Sin embargo, El árbol de la vida no está ni en uno de sus movimientos ni en el otro sino en el continuo foco y desenfoque entre uno y otro, mientras acompaña una apabullante banda sinfónica en la que caben casi sin solución de continuidad Brahms, Mahler, Bach, Górecki y Holst (y alguna cosa original compuesta por Alexandre Desplat), con una ambición que sólo recuerda a algunos pasajes de Fantasía, de Disney.
Nada parece calzarle mejor a la nueva película de Malick que la expresión “más grande que la vida”, pero también puede invertirse la carga descalificativa de esa expresión y pensarse que Malick no hizo una película más grande que La Vida, sino una película sobre el universo como algo más grande que “nuestra” vida, que nuestra existencia cotidiana, signada por una mezquina administración del tiempo, al menos en términos cósmicos. ¿Qué le importan al universo nuestros dramas cotidianos? ¿Qué es una vida humana que se pierde antes de tiempo, para la naturaleza? En toda su grandilocuencia, El árbol de la vida parece querer cubrir el salto o el vacío que va de la naturaleza a la cultura, ida y vuelta, y de lo enorme a lo ínfimo replicando una cosa en la otra de manera fractal.

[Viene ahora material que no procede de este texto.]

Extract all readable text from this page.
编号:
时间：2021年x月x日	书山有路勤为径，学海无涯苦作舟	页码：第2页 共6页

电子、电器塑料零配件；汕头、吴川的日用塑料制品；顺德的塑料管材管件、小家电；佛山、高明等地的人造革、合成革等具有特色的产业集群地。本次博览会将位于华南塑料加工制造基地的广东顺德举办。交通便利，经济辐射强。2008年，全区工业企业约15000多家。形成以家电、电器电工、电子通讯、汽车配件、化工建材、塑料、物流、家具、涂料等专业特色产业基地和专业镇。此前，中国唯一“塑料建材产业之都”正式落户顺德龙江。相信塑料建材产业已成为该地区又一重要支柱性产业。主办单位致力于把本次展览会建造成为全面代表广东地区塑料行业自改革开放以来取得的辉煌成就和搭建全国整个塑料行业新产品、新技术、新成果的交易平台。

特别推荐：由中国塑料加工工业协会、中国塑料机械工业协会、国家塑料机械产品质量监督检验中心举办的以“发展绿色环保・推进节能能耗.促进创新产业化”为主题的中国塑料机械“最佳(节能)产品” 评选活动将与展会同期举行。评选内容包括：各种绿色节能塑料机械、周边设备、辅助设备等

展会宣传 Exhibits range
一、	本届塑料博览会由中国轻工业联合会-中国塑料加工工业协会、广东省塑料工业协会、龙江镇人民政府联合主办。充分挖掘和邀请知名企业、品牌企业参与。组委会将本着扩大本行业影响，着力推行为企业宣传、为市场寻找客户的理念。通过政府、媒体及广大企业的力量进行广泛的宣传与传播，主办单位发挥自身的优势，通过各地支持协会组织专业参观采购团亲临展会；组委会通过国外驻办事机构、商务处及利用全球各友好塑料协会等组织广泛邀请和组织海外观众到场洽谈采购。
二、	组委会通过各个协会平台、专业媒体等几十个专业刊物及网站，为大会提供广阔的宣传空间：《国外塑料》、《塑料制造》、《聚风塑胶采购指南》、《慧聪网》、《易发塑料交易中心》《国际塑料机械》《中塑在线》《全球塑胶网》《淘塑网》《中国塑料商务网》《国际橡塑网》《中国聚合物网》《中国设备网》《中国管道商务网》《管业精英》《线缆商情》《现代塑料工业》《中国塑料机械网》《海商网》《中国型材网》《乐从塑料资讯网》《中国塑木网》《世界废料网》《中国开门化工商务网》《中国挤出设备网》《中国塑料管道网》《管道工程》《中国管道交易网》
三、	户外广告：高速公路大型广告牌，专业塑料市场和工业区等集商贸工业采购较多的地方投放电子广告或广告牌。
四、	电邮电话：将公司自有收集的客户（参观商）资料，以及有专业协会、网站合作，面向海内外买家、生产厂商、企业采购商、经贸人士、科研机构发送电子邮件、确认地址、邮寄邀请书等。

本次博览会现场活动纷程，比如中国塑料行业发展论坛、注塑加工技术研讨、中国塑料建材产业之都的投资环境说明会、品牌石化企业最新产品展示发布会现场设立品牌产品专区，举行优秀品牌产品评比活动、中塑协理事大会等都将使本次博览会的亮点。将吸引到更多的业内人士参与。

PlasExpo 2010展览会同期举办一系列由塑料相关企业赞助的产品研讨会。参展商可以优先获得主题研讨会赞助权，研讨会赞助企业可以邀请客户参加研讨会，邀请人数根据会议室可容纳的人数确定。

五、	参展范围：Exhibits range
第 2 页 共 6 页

Por todo esto, por sus ambiciones desatadas y por la perplejidad con que uno abandona la sala, también se ha dicho de la película de Malick que es (profunda o superficialmente) religiosa, pero en este sentido hay que decir que El árbol de la vida es menos obvia de lo que sugieren incluso sus peores clichés: si bien sus personajes le hablan directamente a Dios, Dios no aparece por ningún lado, y lo que hay en pantalla se parece bastante más a la teoría evolutiva de las especies que a la creación en siete días (contando el famoso franco divino). Por lo que acaso el gran tema, el enorme Misterio de El árbol de la vida no sea la angustia por las plegarias no atendidas, o ante la idea de un Dios que es cruel con sus criaturas, que da y quita sin contemplaciones; sino la sospecha más oscura y desesperanzada de que, sencillamente, Dios no existe.